Teaching Boundaries to Adults with Developmental Disabilities:
Teaching boundaries to individuals with IDD might seem like an overwhelming task but it really doesn’t need to be. The best way to teach these skills is through modeling, role play, and social stories. These skills can often be discussed at great length at home, and then practiced outside the home in real life applications.
Modeling Appropriate Behavior:
When modeling, demonstrate the behaviors you want to see. This could be practiced at meal times by demonstrating what behaviors are and are not appropriate at the table. You could demonstrate examples of when it is and is not okay to touch someone by demonstrating to them when it’s okay to touch someone in a casual conversation or getting their attention with a small tap on the shoulder. You likely know which behaviors specifically need improvement for the person you’re working with, so modeling the appropriate behaviors for their specific needs is an easy way to make progress.
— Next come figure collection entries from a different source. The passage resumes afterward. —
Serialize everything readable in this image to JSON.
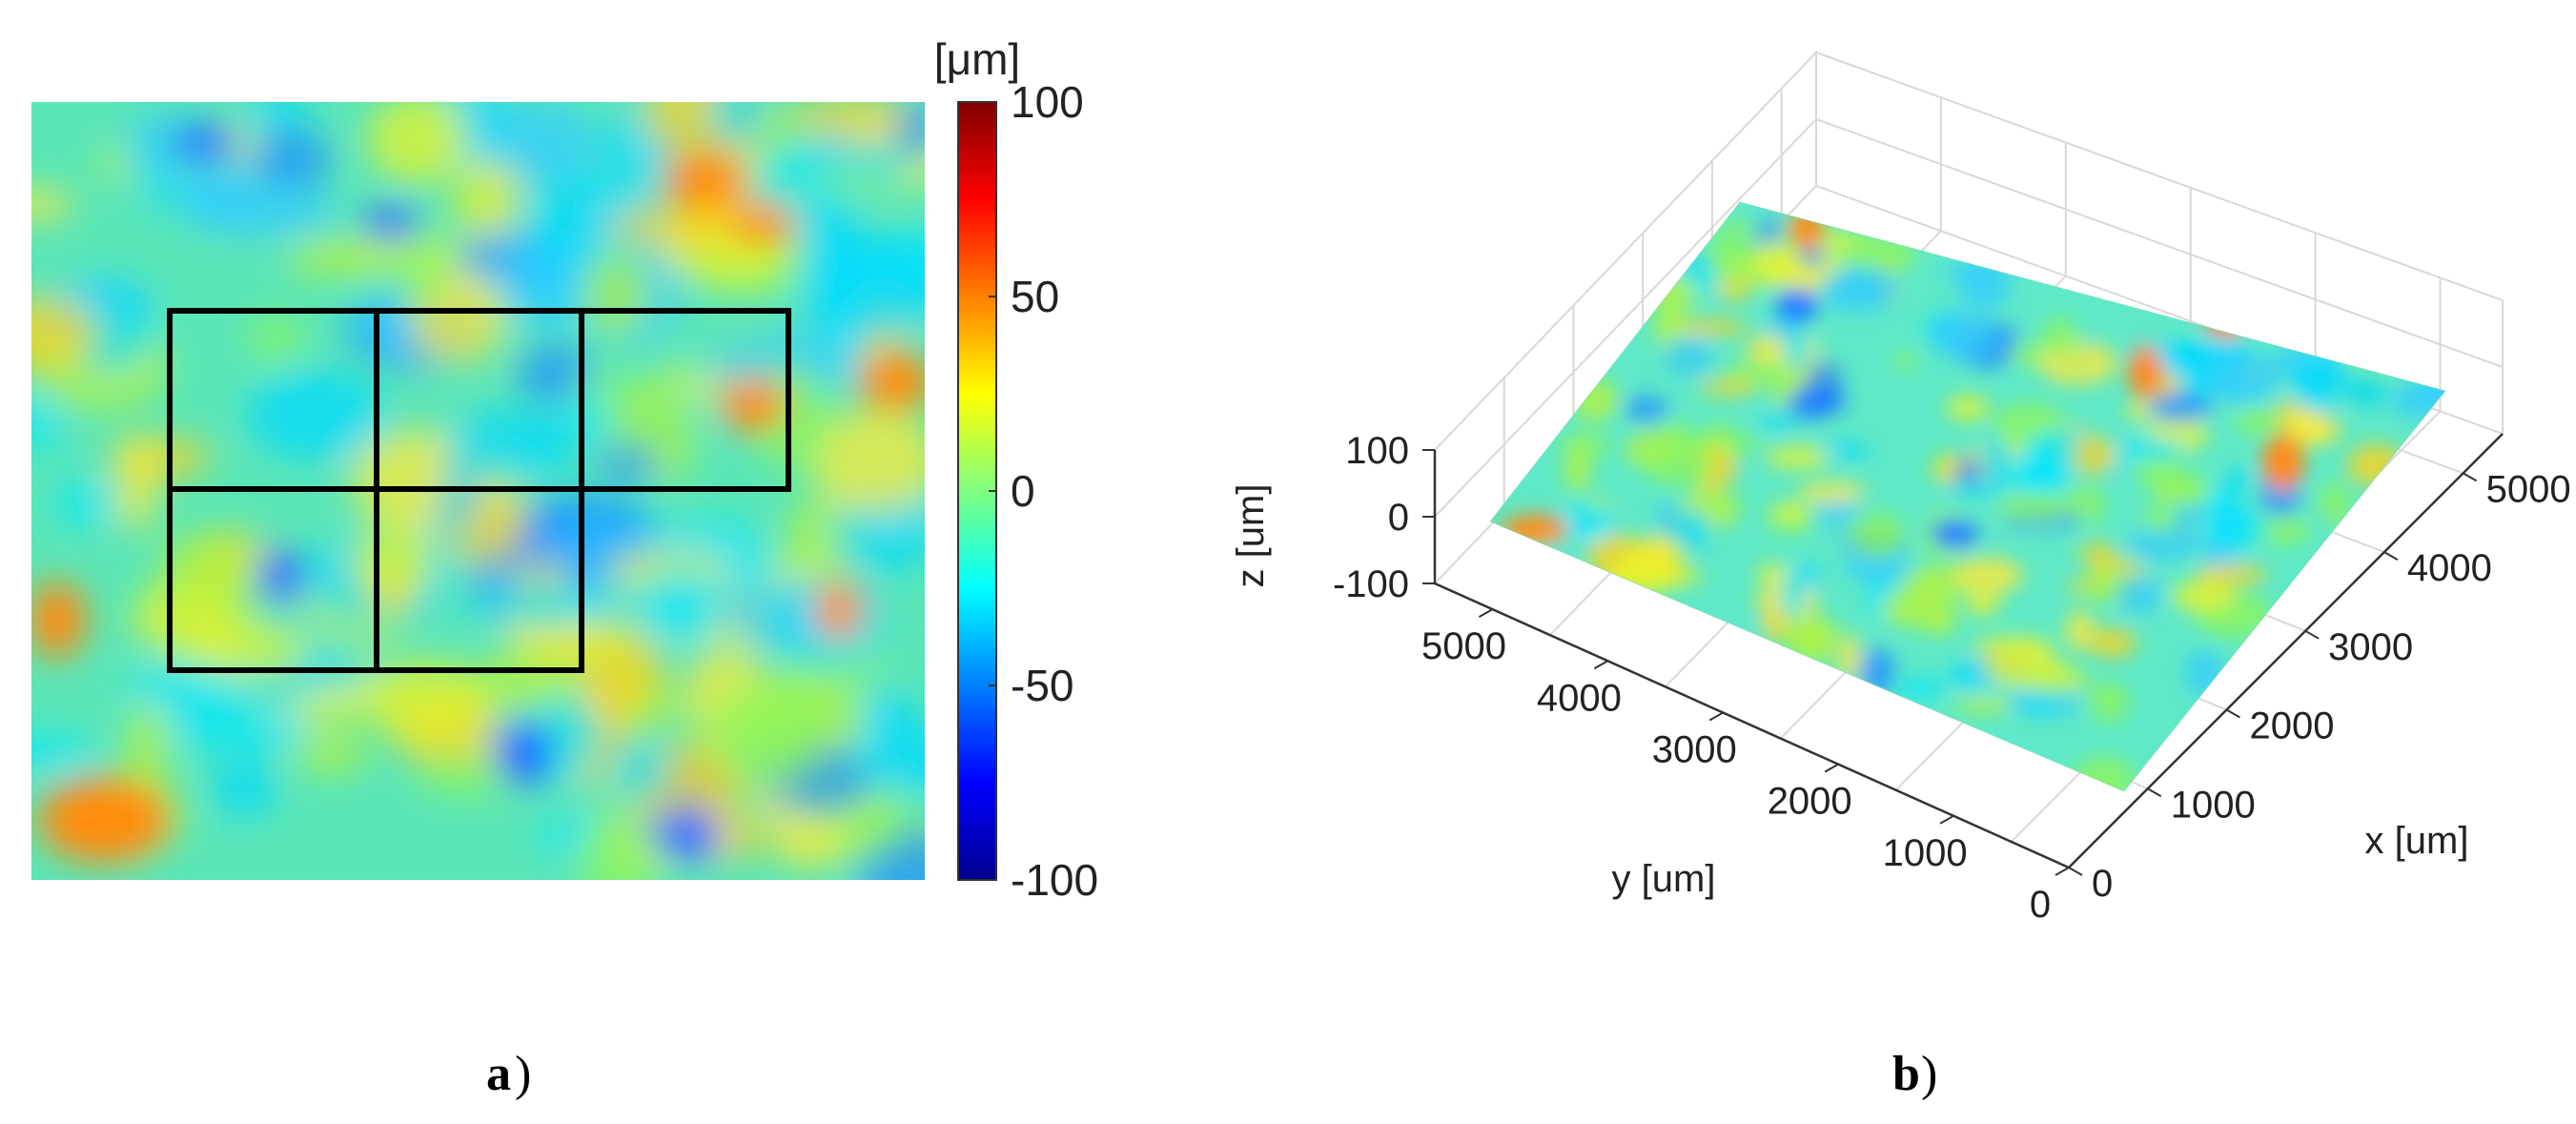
{
  "panels": {
    "a": {
      "label": "a",
      "paren": ")"
    },
    "b": {
      "label": "b",
      "paren": ")"
    }
  },
  "chart_data": [
    {
      "type": "heatmap",
      "title": "",
      "colorbar": {
        "unit": "[μm]",
        "range": [
          -100,
          100
        ],
        "ticks": [
          100,
          50,
          0,
          -50,
          -100
        ],
        "tick_labels": [
          "100",
          "50",
          "0",
          "-50",
          "-100"
        ],
        "colormap": "jet"
      },
      "overlay_grid": {
        "description": "black rectangular sub-region grid",
        "rows": 2,
        "cols_row1": 3,
        "cols_row2": 2
      }
    },
    {
      "type": "surface",
      "title": "",
      "xlabel": "x [um]",
      "ylabel": "y [um]",
      "zlabel": "z [um]",
      "xlim": [
        0,
        5500
      ],
      "ylim": [
        0,
        5500
      ],
      "zlim": [
        -100,
        100
      ],
      "x_ticks": [
        0,
        1000,
        2000,
        3000,
        4000,
        5000
      ],
      "x_tick_labels": [
        "0",
        "1000",
        "2000",
        "3000",
        "4000",
        "5000"
      ],
      "y_ticks": [
        0,
        1000,
        2000,
        3000,
        4000,
        5000
      ],
      "y_tick_labels": [
        "0",
        "1000",
        "2000",
        "3000",
        "4000",
        "5000"
      ],
      "z_ticks": [
        100,
        0,
        -100
      ],
      "z_tick_labels": [
        "100",
        "0",
        "-100"
      ],
      "grid": true,
      "colormap": "jet"
    }
  ]
}
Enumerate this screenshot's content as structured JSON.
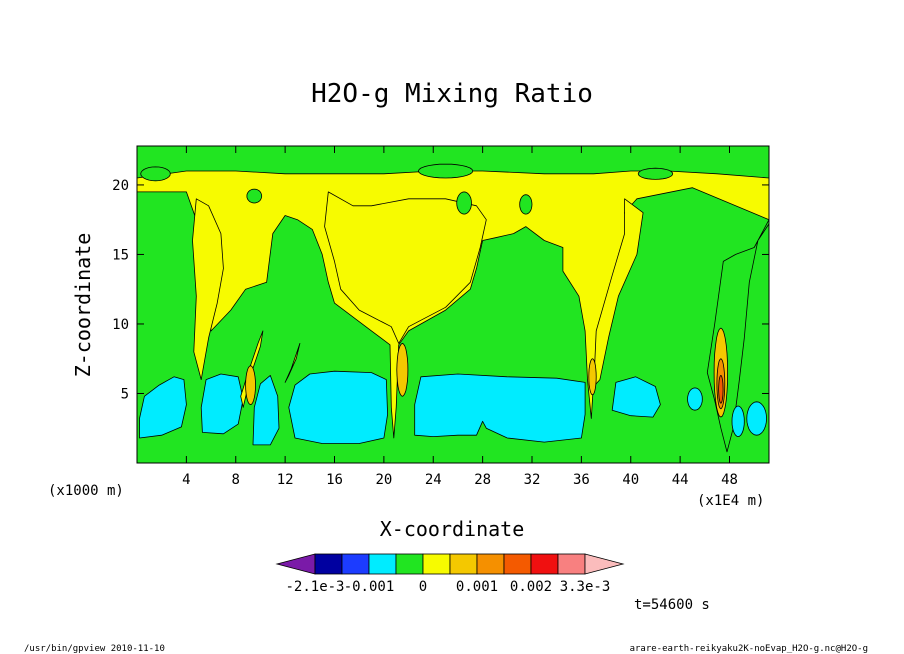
{
  "chart_data": {
    "type": "heatmap",
    "title": "H2O-g Mixing Ratio",
    "xlabel": "X-coordinate",
    "ylabel": "Z-coordinate",
    "x_unit_label": "(x1000 m)",
    "x_scale_label": "(x1E4 m)",
    "xlim": [
      0,
      51.2
    ],
    "ylim": [
      0,
      22.8
    ],
    "xticks": [
      4,
      8,
      12,
      16,
      20,
      24,
      28,
      32,
      36,
      40,
      44,
      48
    ],
    "yticks": [
      5,
      10,
      15,
      20
    ],
    "grid": false,
    "legend": "bottom",
    "levels": [
      -0.0021,
      -0.001,
      0,
      0.001,
      0.002,
      0.0033
    ],
    "colorbar_labels": [
      "-2.1e-3",
      "-0.001",
      "0",
      "0.001",
      "0.002",
      "3.3e-3"
    ],
    "colorbar_colors": [
      "#7a1aa8",
      "#0000a0",
      "#1c3cff",
      "#00ecff",
      "#21e521",
      "#f7fb00",
      "#f4c800",
      "#f59000",
      "#f45a00",
      "#f01010",
      "#f88080",
      "#fbbcbc"
    ],
    "field_colors": {
      "dry": "#00ecff",
      "moderate": "#21e521",
      "moist": "#f7fb00",
      "wet": "#f4c800",
      "peak": "#f59000",
      "max": "#f45a00"
    },
    "time_label": "t=54600 s"
  },
  "footer": {
    "left": "/usr/bin/gpview   2010-11-10",
    "right": "arare-earth-reikyaku2K-noEvap_H2O-g.nc@H2O-g"
  }
}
Role Play Real Life Interactions:
Role play is when you and the person with IDD act out the real life scenarios in your home. You can practice going back and forth with how to make an appropriate greeting, how to engage with others in a grocery store, or even act out introducing yourself to someone new you meet in the community. Practicing these scenarios again and again will help to build better skills over time.
Social Stories for Teaching Boundaries to Adults with IDD:
Social stories are another amazing option for teaching boundaries and appropriate interactions. Social stories are books you can either make yourself at home, or purchase online that illustrate appropriate social interactions. These types of stories help your loved one to see how they should engage with others and also how others should engage with them. Here are some great options for social stories that you can purchase online:
- Let’s Talk About Boundaries, Bodies, Consent, and Respect
- The Not-So-Friendly-Friend: How to Set Boundaries for Healthy Relationships
- Social Stories: Aggressive Behaviors
- Social Story Readers
An Important Caveat:
So much of an individual’s life with an IDD is getting them to fit into the “norm” of society. It’s important to recognize the balance of teaching them how to be safe members of society in their own bodies, without forcing them to be individuals they were never meant to be. As a society of typically developing adults there is a call and a responsibility on our end to be more inclusive and accepting of those with IDD as they currently are without having to force them into our societal norms.
Many adults with disabilities, particularly those in the Autism community believe that there is a lot more work that can be done to accept those who are neuro-divergent or have IDD. They feel much of their life involves masking to accepted by the majority of society.
The best scenario is likely somewhere in the middle. We need to teach individuals with disabilities how to be safe around other people, and how to keep themselves safe within society, while also leaving room for them to be the unique individual they were created to be.